Neither PIK3CA mutations nor PTEN status were predictive of responses to pictilisib, he noted.
Previous studies support a “key role for the PI3K pathway in resistance to endocrine therapy in patients with ER+ breast cancer and suggest that combining PI3K inhibitors with endocrine therapy may overcome resistance,” Dr. Schmid said.. “Short-term preoperative WOO studies are a validated strategy for novel treatments to provide proof-of-concept and define the most appropriate patient population by directly assessing treatment effects in tumor tissue before and after treatment.”
A total of 70 evaluable postmenopausal patients not receiving hormone replacement therapy and who had been newly diagnosed with operable ER+, HER2-negative breast cancer were randomly assigned to receive 2 weeks of preoperative treatment with ANA plus pictilisib (n=44, “ANA+PIC” arm) or ANA alone (n=26, “ANA” arm), the coauthors reported.
Treatment effects were studied using tumor biopsies acquired before and after 14 days of treatment. The primary study endpoint was change in Ki67 expression, a measure of inhibited tumor-cell proliferation. Secondary endpoints include induction of apoptosis (Caspase3) and safety.

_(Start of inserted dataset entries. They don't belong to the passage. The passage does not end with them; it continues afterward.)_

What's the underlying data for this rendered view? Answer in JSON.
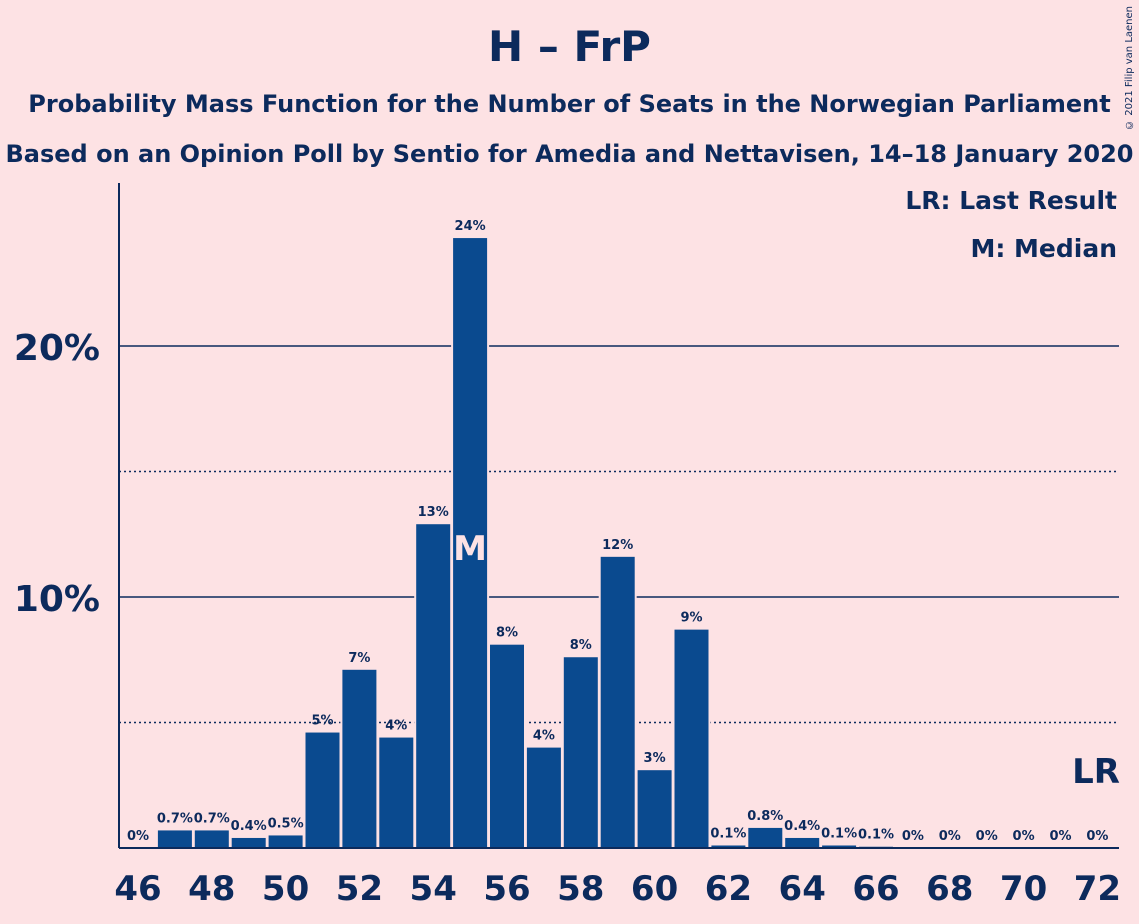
{
  "header": {
    "title": "H – FrP",
    "subtitle_line1": "Probability Mass Function for the Number of Seats in the Norwegian Parliament",
    "subtitle_line2": "Based on an Opinion Poll by Sentio for Amedia and Nettavisen, 14–18 January 2020",
    "copyright": "© 2021 Filip van Laenen"
  },
  "legend": {
    "last_result": "LR: Last Result",
    "median": "M: Median"
  },
  "colors": {
    "background": "#fde2e4",
    "bar": "#0a4a8f",
    "text": "#0c2a5c"
  },
  "chart_data": {
    "type": "bar",
    "categories": [
      46,
      47,
      48,
      49,
      50,
      51,
      52,
      53,
      54,
      55,
      56,
      57,
      58,
      59,
      60,
      61,
      62,
      63,
      64,
      65,
      66,
      67,
      68,
      69,
      70,
      71,
      72
    ],
    "values": [
      0,
      0.7,
      0.7,
      0.4,
      0.5,
      4.6,
      7.1,
      4.4,
      12.9,
      24.3,
      8.1,
      4.0,
      7.6,
      11.6,
      3.1,
      8.7,
      0.1,
      0.8,
      0.4,
      0.1,
      0.05,
      0,
      0,
      0,
      0,
      0,
      0
    ],
    "labels": [
      "0%",
      "0.7%",
      "0.7%",
      "0.4%",
      "0.5%",
      "5%",
      "7%",
      "4%",
      "13%",
      "24%",
      "8%",
      "4%",
      "8%",
      "12%",
      "3%",
      "9%",
      "0.1%",
      "0.8%",
      "0.4%",
      "0.1%",
      "0.1%",
      "0%",
      "0%",
      "0%",
      "0%",
      "0%",
      "0%"
    ],
    "x_tick_labels": [
      "46",
      "48",
      "50",
      "52",
      "54",
      "56",
      "58",
      "60",
      "62",
      "64",
      "66",
      "68",
      "70",
      "72"
    ],
    "y_tick_labels": [
      "10%",
      "20%"
    ],
    "ylim": [
      0,
      26.5
    ],
    "major_gridlines": [
      10,
      20
    ],
    "minor_gridlines": [
      5,
      15
    ],
    "median_seat": 55,
    "median_marker": "M",
    "last_result_seat": 72,
    "last_result_marker": "LR"
  }
}
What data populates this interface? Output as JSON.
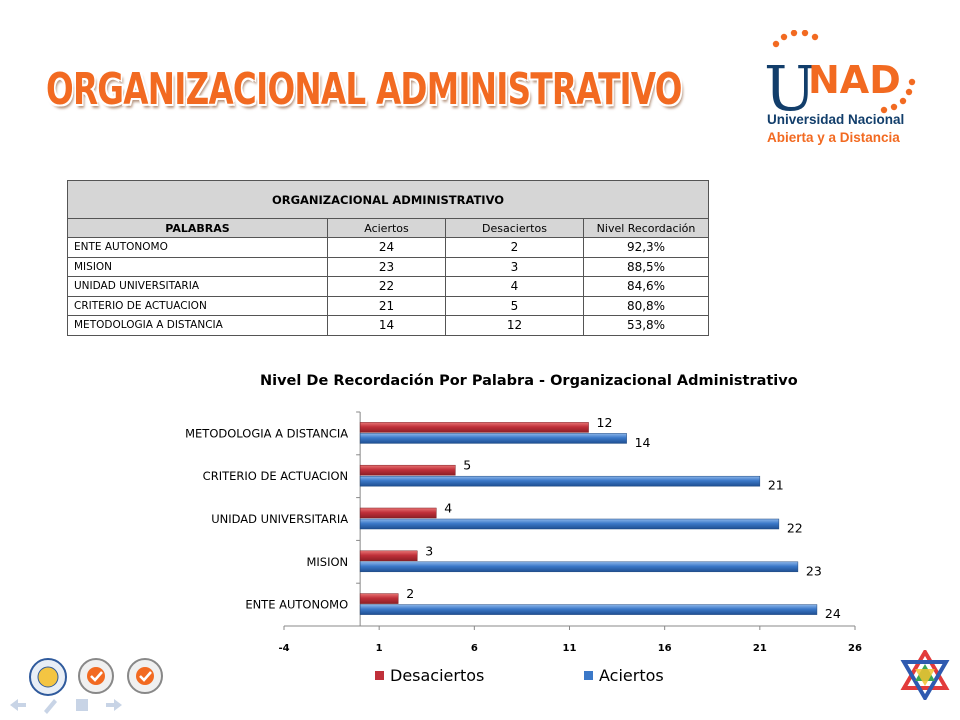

Comprehensive biomarkers were also analyzed, using a targeted next-generation sequencing cancer panel “of more than 400 genes, copy number analyses, and pre- and post-treatment reverse-phase protein arrays (RPPA) and RNA profiling,” Dr. Schmid noted.
“Mean post-treatment percentage reduction of Ki67 was 83.8% for ANA+PIC and 66.0% for ANA” (P = 0.004), he reported.
Eight-six percent of ANA+PIC group patients responded compared with 53.9%% of those in the ANA-only group (P = -0.003).
Subgroup analyses indicate that ANA+PIC response was importantly affected by tumor molecular subtype and high Ki67; patients with Luminal B tumors or high Ki67 had a higher Ki67 suppression response with ANA+PIC than ANA alone (Luminal B: 86.5%% versus 63.6), he reported.
In contrast, response was nearly identical for both treatments in Luminal A tumors (76.9% versus 76.6% for ANA and ANA+PIC, respectively).
Reference
- Schmid P, Sarah E Pinder, Duncan Wheatley et al. S2-03. Presented at: San Antonio Breast Cancer Symposium 2014. Dec. 9-13, 2014; San Antonio, TX.